Digital Library Federation Panel discusses Moving Image Preservation. Library of Congress. Website. March 2008.

The Library has made a presentation from Carl Fleischhauer available that looks at preserving moving images. It looks at encoding, wrappers, formats, metadata, and more. Some projects save video signal without compression which can be 70 – 100 GB per hour. Others use a lossless or lossy compression. The most frequent lossy compression used is MPEG-2, which is about 28GB per hour. The Material Exchange Format (MXF) is one wrapper that is being developed. The PB Core specification is one example of video metadata being worked on. The ending statement is: “work is under way but there is still plenty to do!” The slides and notes are available in PDF format at Video Formatting and Preservation DLF Presentation.

Sun and Fedora Introduce a Petabyte-scale Object Store. Fedora Commons News. February 20, 2008. [PDF]

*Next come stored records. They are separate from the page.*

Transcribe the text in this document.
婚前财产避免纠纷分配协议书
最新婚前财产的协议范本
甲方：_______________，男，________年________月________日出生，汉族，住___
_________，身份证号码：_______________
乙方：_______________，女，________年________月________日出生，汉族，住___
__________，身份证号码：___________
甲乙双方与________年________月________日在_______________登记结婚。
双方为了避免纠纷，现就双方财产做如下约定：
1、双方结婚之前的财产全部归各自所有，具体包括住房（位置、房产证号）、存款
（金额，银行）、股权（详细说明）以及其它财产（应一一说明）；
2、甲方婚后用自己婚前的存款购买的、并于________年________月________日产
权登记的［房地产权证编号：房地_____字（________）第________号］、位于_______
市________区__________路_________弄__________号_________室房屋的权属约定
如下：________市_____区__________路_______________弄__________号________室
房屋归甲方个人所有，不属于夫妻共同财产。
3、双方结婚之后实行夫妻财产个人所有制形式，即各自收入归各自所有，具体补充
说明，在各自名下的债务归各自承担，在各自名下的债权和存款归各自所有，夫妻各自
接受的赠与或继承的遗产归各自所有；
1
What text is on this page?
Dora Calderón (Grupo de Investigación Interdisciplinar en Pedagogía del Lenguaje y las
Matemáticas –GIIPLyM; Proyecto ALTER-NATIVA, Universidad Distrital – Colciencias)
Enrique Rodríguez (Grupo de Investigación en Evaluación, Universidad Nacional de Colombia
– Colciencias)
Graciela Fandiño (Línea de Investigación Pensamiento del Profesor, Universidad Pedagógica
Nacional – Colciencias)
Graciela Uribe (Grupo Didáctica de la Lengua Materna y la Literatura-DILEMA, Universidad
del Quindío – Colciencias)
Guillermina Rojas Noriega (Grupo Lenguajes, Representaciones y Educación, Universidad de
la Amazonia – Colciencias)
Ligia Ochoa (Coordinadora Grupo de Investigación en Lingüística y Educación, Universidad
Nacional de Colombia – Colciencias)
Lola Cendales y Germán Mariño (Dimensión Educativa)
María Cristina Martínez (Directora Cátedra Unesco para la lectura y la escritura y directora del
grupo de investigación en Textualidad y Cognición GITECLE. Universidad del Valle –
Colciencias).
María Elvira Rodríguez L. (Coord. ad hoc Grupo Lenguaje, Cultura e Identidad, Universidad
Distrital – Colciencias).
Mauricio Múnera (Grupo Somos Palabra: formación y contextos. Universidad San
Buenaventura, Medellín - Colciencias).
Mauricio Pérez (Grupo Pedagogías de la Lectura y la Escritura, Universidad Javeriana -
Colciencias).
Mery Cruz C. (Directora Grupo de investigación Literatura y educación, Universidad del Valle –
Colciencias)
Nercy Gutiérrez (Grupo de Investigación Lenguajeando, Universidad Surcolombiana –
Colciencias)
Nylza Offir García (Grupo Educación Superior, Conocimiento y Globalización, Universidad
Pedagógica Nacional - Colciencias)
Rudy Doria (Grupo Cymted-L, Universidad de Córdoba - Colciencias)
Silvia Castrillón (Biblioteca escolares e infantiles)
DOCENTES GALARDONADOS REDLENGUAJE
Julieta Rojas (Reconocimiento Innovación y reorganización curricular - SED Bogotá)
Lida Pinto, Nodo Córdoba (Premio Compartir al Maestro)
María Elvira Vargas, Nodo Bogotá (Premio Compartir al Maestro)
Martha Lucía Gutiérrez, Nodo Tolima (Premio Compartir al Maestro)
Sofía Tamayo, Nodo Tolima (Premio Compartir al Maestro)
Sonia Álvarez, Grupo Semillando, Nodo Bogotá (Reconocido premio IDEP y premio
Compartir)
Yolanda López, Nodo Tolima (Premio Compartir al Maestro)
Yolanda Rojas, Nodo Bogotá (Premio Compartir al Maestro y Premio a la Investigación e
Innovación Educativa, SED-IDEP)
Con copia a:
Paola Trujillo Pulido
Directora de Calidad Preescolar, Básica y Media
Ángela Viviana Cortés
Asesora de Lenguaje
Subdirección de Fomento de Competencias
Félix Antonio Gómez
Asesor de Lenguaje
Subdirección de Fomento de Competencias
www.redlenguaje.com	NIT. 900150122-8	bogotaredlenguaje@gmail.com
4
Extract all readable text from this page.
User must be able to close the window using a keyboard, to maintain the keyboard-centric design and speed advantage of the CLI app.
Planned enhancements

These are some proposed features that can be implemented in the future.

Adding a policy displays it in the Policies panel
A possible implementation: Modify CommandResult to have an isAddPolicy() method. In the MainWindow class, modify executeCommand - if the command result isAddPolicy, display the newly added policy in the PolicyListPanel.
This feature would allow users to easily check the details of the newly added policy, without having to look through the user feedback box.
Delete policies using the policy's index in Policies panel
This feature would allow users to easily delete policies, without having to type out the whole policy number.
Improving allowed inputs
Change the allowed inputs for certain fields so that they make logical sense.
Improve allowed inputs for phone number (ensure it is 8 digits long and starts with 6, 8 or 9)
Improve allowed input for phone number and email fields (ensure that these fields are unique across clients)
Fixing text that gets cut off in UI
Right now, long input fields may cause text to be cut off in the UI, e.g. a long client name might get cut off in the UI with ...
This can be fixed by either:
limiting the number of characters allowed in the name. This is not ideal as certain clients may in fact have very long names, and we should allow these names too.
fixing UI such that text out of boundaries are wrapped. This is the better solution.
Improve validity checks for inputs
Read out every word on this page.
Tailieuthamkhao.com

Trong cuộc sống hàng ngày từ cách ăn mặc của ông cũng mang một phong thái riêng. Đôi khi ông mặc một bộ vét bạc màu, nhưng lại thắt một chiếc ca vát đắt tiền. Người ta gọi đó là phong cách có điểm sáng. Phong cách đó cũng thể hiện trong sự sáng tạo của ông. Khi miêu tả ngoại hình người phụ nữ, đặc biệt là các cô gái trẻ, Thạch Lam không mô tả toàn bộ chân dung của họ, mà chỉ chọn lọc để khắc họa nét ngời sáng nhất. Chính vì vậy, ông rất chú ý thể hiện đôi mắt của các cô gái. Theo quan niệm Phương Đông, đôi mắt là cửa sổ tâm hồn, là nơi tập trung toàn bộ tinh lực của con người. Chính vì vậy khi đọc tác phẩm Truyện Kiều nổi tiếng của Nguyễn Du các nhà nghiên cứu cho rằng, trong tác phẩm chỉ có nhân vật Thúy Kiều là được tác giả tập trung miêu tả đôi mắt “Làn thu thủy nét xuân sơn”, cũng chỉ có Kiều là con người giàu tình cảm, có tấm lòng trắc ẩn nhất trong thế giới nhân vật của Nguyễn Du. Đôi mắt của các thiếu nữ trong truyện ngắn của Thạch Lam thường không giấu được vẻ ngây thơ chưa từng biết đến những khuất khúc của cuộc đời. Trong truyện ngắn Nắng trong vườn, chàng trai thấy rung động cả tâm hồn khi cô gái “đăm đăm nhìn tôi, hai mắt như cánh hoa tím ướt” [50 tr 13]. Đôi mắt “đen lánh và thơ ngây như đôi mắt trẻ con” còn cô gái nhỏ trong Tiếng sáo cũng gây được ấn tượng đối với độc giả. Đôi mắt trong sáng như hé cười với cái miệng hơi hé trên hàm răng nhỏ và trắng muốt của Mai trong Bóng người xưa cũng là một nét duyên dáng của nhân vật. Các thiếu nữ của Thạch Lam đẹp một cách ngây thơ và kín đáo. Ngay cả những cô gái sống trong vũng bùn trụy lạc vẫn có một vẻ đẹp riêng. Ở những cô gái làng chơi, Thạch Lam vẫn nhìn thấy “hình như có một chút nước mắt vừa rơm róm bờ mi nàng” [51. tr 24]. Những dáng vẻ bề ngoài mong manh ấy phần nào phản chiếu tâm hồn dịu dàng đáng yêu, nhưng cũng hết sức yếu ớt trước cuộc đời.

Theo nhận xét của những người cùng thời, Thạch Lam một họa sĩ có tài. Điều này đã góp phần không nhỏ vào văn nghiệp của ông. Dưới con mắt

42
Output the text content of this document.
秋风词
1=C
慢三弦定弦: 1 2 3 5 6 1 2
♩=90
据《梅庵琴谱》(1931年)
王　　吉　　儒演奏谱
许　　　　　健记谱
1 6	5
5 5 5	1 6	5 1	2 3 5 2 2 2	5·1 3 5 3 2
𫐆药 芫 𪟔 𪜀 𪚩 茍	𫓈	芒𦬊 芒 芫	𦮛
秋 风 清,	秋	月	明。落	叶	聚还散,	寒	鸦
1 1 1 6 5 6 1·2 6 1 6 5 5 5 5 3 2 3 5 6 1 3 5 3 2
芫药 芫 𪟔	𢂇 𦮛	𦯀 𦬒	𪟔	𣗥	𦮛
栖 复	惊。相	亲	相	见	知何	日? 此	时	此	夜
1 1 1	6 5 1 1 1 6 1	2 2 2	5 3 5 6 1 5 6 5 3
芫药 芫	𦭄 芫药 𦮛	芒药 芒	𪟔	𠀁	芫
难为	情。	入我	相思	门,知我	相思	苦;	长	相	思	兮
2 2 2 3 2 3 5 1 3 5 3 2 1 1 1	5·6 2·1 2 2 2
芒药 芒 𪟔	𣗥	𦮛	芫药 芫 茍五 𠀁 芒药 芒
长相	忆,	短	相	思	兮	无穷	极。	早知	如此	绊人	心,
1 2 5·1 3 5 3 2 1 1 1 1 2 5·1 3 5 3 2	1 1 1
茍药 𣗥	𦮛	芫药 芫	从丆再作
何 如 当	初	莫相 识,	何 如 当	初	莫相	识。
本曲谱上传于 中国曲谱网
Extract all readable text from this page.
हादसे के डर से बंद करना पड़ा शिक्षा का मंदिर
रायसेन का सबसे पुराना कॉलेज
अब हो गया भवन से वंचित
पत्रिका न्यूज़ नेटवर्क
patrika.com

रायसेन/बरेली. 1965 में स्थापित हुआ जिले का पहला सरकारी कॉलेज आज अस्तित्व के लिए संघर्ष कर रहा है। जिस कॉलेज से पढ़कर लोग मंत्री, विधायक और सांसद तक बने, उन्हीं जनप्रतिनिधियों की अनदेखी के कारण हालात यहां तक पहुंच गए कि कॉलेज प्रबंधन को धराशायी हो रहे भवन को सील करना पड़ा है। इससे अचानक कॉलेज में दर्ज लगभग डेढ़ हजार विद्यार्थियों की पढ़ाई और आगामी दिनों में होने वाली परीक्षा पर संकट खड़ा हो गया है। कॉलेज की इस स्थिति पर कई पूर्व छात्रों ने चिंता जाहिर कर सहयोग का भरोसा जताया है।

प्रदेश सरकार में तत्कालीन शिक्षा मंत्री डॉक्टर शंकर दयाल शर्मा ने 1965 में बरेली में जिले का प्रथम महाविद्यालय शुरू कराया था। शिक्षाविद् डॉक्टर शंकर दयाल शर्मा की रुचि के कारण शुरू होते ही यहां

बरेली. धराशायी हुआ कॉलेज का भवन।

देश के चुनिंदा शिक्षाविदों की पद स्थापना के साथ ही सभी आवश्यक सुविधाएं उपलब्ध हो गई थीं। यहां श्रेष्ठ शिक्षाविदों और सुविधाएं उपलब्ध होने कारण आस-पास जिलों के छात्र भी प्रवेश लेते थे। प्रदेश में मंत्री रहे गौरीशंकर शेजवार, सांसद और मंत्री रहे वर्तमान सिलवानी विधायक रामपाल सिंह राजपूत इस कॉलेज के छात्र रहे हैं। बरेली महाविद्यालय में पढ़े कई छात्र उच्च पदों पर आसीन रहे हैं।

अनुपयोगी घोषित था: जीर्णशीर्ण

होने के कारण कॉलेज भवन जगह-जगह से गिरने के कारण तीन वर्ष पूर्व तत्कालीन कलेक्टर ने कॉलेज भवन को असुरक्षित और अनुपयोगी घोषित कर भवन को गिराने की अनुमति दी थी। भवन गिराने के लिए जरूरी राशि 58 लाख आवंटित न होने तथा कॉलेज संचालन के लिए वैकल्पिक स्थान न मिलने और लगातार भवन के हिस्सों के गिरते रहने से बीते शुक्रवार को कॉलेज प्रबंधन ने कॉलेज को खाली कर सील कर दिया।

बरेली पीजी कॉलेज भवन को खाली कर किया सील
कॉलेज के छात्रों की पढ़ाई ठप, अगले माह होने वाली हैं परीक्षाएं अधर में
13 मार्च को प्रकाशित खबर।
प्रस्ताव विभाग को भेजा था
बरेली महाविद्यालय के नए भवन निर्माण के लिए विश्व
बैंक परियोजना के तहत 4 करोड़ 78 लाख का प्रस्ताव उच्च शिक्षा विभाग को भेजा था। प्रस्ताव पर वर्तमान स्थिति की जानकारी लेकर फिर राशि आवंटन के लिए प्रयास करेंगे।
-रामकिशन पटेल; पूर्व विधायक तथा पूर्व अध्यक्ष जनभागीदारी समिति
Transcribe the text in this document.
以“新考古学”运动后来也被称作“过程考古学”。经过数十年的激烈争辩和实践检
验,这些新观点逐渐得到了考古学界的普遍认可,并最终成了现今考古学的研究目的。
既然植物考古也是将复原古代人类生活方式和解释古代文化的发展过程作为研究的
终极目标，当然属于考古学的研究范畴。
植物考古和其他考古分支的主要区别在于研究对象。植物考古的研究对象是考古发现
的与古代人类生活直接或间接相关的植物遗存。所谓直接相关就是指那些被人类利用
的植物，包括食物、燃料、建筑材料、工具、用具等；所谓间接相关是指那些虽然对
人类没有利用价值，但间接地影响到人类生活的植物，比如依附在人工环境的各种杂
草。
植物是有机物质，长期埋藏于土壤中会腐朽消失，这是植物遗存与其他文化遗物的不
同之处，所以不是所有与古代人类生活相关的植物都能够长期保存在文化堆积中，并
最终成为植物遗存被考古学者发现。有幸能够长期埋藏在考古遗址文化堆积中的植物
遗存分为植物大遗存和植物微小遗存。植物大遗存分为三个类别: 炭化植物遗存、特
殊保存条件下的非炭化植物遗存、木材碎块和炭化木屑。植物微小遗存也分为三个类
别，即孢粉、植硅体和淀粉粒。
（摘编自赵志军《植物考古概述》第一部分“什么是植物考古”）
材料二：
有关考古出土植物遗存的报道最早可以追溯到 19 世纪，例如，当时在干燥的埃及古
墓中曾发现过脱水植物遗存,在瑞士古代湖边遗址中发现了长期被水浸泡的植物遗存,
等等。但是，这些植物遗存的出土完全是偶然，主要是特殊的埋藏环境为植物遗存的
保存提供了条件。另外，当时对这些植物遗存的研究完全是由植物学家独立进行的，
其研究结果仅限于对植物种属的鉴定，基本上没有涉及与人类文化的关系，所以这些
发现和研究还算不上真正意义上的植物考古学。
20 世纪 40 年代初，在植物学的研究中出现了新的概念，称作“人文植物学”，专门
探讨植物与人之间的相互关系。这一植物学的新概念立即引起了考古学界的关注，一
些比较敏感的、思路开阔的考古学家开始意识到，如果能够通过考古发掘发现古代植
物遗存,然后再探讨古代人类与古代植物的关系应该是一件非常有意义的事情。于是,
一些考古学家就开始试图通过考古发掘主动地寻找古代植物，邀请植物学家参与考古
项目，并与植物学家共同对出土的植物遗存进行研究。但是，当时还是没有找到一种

A system with Fedora and the Sun storage system is described in a 6 page brochure. The integration was done with the help of researchers at Johns Hopkins University, and integrates the Fedora software with the storage system. Oxford University Services are in the process of deploying Fedora and Sun as part of a repository framework for all digital in their libraries. “…Sun is virtually guaranteeing that there will be no format obsolescence.